Why is the situation so bad?

It is normal for Kerala to get some of the country’s highest rainfall during monsoon season, but the India Meteorological Department said it had been hit with 37% more than usual because of a spell of low pressure over the region.

Further downpours are forecast for the weekend, leading many to fear the situation may get worse.

Environmental scientists are also blaming deforestation, especially the failure to protect ecologically fragile mountain ranges in the area, local media report.

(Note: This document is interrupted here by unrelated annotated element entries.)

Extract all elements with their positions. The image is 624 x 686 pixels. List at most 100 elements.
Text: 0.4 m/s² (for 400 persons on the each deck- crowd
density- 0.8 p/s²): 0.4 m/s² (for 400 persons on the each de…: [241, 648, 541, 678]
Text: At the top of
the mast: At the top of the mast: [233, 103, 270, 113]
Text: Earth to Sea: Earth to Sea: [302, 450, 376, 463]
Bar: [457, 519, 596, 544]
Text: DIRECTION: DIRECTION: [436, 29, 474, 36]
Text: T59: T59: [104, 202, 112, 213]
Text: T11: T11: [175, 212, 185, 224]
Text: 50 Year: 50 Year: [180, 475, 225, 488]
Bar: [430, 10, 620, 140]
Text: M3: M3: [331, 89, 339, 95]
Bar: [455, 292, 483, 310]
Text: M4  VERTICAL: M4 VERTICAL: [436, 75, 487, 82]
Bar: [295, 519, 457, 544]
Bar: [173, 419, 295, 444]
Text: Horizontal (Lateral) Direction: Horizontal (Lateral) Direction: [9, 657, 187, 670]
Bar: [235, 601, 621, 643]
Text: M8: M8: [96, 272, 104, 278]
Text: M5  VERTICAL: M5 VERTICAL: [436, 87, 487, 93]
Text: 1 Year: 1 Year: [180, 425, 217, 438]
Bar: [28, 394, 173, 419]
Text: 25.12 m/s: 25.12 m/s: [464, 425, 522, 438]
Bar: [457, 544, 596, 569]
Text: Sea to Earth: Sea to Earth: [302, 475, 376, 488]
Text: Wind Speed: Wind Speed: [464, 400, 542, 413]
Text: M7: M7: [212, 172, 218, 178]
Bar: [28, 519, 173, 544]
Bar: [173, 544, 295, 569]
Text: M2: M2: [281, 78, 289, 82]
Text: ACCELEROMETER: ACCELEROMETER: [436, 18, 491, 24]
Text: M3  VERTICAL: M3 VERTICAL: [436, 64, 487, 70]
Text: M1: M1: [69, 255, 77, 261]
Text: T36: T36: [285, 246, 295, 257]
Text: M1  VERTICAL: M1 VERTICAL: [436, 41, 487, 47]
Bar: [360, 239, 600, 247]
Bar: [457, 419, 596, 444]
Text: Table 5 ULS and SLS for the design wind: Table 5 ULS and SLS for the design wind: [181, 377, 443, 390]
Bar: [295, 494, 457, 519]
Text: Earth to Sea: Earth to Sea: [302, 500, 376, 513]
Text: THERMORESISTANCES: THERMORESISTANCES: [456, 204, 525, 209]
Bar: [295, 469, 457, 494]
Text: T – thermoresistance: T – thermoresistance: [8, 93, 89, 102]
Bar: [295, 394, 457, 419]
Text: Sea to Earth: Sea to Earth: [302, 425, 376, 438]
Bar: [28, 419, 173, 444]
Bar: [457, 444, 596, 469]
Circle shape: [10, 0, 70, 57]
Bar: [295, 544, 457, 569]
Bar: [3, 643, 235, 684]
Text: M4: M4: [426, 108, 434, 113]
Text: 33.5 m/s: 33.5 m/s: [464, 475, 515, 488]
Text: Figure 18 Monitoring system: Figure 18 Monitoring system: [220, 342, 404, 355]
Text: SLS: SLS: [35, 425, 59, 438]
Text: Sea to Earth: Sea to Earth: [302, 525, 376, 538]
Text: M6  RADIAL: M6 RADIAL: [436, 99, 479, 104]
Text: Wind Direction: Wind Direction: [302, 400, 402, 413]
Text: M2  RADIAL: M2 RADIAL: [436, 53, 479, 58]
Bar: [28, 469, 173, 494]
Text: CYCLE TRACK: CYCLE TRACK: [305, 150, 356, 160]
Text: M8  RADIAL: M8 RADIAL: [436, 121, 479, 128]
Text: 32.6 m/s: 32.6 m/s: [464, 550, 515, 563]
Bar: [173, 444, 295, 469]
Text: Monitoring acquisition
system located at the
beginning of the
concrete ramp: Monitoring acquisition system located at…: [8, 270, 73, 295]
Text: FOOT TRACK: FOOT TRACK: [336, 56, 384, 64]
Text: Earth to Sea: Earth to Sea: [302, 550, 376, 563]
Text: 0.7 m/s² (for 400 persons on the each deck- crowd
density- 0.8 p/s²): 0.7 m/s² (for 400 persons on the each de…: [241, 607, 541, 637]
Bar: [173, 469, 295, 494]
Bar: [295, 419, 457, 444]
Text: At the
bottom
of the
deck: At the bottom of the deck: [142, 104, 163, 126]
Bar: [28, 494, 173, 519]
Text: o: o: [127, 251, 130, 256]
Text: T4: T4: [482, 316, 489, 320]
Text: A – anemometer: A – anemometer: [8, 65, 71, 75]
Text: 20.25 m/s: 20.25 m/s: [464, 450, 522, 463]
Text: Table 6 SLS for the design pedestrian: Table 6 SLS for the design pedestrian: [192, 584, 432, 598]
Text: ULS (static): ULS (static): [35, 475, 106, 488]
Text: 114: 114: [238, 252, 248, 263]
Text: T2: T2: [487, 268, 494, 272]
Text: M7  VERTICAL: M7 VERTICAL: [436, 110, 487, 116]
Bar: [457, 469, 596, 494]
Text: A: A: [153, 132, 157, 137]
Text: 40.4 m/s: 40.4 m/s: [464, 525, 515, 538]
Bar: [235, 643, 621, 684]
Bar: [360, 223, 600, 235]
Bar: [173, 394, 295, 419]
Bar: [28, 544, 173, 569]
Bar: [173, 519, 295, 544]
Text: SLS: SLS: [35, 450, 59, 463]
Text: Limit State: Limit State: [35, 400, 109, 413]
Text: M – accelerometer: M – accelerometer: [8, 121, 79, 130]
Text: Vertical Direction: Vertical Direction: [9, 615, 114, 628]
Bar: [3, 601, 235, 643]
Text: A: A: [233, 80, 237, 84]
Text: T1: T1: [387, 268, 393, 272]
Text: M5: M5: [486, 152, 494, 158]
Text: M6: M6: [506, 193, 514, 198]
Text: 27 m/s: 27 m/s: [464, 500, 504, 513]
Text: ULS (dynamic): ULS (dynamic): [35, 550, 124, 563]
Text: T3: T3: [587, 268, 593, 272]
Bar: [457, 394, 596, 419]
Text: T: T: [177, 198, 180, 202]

Mr Vijayan, the region’s chief minister, has said the situation in Kerala has been made worse by neighbouring governments.

Volunteers handle and organise flood relief suppliesImage copyrightAFP
Image captionVolunteers in Kozhikode district in Kerala sort through flood relief supplies

Earlier this week, he and his counterpart in Tamil Nadu entered a public spat over the release of water from a dam.

Kerala has 41 rivers flowing into the Arabian Sea, and 80 of its dams are now said to be open after being overwhelmed.

“Almost all dams are now opened. Most of our water treatment plants are submerged. Motors are damaged,” Mr Vjayan said.

‘Neck-deep water’

BBC Tamil’s Pramila Krishnan spoke to several people who had escaped the flooding in Cochin.

Krishna Jayan, 58, said she was at home sleeping when her friend woke her up.

“I opened the door and water gushed in,” she said. “When we stepped into the street, we were neck-deep in water.”

She said locals had tied ropes along the streets to help people walk through the water, allowing her and her friend to reach a bus to escape.

Another resident, 33-year-old Shabbir Saheel, said he had to carry his two-year-old daughter on his shoulders through the flooded streets to safety.